Living in Shanghai has all the advantages of living in a major Chinese city, including great access to nightlife, restaurants, excitement and a real sense of local culture. The downsides are also familiar: the area can be polluted, loud, crowded and very expensive.

The Huangpu River runs through the city's centre, effectively splitting Shanghai into two regions – Pudong, east of the river, and the older downtown area to the west. Exploding outwards, much of Shanghai’s growth has taken place in the last two decades, with developments becoming newer the farther one travels from the city centre.

The city’s immense growth has been accompanied by increasingly congested traffic and long commutes. When choosing where to live in Shanghai, it's important for expats to consider the distance to work and school, as well as what their public transport options are.

Types of accommodation in Shanghai

Accommodation in Shanghai is varied, with old and luxurious homes pressing against new high-rise developments and suburban neighbourhoods.

Shanghai’s city centre has several decadent and old residential neighbourhoods that act as oases within the storm of the city, but these desirable properties come with their own very expensive price tags. Even small high-rise apartments in the city centre are often more expensive than renting a large house in the nearby suburbs.

Accommodation in Shanghai may be furnished or unfurnished, and the price should reflect that fact. This is not a guarantee, however, and different landlords will have different definitions of what “furnished” means.

In general, security is not a big issue for expats in Shanghai and common-sense measures are usually enough to keep residents safe. Locking doors, keeping valuables in a safe, and avoiding first-floor apartments for women living alone are all recommended.

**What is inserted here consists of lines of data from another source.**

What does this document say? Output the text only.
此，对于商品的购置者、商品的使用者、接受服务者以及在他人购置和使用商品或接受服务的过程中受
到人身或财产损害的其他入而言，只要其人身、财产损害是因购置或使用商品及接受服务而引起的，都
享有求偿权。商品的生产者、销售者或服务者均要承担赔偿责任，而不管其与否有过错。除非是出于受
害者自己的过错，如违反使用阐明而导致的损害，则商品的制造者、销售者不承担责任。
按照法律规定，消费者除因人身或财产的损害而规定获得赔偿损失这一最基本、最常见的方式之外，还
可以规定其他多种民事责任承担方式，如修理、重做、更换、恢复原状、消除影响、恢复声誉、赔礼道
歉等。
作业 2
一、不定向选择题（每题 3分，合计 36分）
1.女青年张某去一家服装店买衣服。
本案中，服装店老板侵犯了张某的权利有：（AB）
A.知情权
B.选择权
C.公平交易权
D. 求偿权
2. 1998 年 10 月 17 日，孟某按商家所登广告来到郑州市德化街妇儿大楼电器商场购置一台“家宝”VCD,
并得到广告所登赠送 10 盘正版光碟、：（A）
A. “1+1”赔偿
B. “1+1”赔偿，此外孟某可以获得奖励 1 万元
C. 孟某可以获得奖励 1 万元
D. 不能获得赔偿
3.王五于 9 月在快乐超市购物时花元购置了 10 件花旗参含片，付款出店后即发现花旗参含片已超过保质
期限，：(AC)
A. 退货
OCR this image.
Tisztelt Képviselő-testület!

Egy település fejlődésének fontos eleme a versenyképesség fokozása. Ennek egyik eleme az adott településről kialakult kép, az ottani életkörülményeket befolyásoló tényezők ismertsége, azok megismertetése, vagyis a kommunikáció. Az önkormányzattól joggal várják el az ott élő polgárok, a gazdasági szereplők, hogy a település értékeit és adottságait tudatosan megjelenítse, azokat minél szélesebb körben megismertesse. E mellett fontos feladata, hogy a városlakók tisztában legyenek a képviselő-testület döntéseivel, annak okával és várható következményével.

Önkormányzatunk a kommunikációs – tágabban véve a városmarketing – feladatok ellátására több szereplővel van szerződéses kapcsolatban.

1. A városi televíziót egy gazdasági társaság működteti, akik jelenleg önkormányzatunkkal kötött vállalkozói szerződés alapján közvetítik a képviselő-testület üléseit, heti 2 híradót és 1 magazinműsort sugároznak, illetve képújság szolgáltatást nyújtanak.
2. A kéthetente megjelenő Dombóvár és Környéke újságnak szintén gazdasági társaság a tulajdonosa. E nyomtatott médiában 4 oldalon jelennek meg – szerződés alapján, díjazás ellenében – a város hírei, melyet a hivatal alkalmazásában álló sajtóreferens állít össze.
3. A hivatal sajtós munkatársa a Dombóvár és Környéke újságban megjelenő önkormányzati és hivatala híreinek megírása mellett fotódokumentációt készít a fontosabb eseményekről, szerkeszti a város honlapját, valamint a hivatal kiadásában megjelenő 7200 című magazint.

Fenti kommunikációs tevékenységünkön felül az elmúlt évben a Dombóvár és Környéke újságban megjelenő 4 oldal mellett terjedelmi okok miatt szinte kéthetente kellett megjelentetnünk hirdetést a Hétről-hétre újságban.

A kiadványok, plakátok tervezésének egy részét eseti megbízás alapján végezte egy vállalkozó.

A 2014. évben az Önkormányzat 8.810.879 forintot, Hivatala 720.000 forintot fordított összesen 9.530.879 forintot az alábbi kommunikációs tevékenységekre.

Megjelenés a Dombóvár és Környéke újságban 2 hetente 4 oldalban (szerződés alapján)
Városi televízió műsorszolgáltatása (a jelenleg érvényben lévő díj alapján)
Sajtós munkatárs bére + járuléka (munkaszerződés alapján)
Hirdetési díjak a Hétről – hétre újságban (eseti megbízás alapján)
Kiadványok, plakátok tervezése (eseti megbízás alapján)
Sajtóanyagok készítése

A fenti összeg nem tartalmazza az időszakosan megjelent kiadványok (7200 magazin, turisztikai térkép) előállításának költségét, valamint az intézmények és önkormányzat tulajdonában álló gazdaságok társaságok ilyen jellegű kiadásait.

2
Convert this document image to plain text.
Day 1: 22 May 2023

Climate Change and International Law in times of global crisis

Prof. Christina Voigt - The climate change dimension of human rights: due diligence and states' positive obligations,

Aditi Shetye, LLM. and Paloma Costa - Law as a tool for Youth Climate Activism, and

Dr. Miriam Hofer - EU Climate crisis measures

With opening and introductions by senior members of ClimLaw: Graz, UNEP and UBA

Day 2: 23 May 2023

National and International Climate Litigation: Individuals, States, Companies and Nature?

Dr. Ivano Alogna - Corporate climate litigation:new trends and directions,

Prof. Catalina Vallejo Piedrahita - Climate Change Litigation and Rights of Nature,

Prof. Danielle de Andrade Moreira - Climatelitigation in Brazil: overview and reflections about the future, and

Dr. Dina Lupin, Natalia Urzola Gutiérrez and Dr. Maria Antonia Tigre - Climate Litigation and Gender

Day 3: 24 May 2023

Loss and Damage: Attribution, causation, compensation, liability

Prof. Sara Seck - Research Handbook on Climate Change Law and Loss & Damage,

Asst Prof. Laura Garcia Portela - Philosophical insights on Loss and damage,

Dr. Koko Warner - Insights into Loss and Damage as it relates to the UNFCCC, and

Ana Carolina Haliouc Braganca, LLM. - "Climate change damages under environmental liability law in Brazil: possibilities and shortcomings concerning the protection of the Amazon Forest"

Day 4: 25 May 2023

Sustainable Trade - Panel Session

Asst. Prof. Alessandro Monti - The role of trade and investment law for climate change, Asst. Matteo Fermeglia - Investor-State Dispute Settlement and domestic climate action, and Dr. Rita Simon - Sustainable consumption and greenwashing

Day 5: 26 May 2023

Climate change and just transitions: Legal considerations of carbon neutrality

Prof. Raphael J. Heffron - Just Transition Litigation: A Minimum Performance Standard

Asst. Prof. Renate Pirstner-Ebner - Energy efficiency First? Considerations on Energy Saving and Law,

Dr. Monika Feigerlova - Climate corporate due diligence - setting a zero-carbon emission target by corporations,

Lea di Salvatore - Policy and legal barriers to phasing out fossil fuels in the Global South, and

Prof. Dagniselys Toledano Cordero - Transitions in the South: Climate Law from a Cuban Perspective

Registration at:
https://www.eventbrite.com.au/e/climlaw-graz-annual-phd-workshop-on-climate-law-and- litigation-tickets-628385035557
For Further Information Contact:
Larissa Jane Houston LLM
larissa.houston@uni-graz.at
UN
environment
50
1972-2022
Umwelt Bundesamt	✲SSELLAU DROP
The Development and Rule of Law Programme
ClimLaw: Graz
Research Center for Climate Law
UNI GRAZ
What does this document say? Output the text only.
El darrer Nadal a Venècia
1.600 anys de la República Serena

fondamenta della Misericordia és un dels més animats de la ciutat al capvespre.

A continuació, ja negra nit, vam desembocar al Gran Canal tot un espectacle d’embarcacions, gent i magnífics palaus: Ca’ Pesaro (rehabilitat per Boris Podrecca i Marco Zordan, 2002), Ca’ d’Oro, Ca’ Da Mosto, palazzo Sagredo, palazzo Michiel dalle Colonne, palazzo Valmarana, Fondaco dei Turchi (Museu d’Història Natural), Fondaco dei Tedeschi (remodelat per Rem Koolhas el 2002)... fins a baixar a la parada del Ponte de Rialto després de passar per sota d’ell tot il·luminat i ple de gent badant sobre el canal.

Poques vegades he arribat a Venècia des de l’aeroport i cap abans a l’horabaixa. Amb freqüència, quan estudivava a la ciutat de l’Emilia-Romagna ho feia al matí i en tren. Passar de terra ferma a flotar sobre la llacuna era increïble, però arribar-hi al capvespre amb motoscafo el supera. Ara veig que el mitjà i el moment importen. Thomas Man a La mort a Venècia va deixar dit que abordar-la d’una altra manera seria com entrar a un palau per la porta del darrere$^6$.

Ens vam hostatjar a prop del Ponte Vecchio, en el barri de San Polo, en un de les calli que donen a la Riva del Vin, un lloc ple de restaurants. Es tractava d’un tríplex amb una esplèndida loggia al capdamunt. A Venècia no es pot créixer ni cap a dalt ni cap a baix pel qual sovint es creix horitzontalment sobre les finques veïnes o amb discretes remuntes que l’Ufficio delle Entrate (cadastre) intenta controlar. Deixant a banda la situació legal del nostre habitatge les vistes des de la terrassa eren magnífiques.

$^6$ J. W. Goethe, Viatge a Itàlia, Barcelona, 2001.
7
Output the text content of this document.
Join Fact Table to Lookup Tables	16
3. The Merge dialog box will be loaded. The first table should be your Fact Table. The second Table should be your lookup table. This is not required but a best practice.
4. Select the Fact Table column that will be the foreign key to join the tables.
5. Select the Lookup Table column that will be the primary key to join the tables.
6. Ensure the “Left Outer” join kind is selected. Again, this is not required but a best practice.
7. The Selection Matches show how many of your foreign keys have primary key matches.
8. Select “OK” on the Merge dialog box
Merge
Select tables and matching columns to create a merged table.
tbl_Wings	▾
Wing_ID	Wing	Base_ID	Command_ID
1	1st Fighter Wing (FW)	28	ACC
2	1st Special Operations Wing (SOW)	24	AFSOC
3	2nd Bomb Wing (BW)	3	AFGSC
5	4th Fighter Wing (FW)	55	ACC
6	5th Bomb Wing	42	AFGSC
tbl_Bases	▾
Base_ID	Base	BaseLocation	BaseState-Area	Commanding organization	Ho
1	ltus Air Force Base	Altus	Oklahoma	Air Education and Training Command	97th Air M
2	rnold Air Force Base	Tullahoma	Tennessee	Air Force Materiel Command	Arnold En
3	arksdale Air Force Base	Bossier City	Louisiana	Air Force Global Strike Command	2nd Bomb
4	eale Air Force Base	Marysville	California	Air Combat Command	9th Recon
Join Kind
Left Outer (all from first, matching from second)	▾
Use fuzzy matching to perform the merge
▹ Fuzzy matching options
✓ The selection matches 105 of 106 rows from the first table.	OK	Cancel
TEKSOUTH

Finding accommodation in Shanghai

While many Shanghai properties can be found online, the best deals are often not found on the internet. Local newspapers or asking friends and colleagues for leads are good ways to find property while potentially avoiding agent fees.

Expats who don’t speak Chinese usually use a real estate agent. Property agencies can be found all over the city and tend to be recognisable by pictures of apartments and prices on the windows.

Agents often work with specific apartment buildings, meaning that they are usually able to show a few properties at the outset. It is important to be specific about what is being searched for in terms of budget, location and proximity to transport routes from the beginning.

Agents sometimes try to overcharge unsuspecting foreigners or pressure them into moving into properties that they haven’t been able to get off the market. Expats shouldn’t be discouraged if they don’t find something right away, and should make use of several agencies.

Renting accommodation in Shanghai

After finding a suitable property, the tenant, agent and landlord (depending on how it was found) will discuss and agree upon a contract. Sometimes it might be necessary to pay the landlord an amount to reserve the apartment if the contract is to be signed at a later date.

Landlords will generally ask for at least three months' rent right away, and one month’s rent as a deposit, so be prepared to have a lot of cash on hand. Agents will also charge a commission.

Generally, short-term rentals in Shanghai are more expensive, while leases for longer than a year can be negotiated for less. Bargaining is a widely accepted practice in China, and expats with the necessary skills often get between one and 10 percent off of their lease.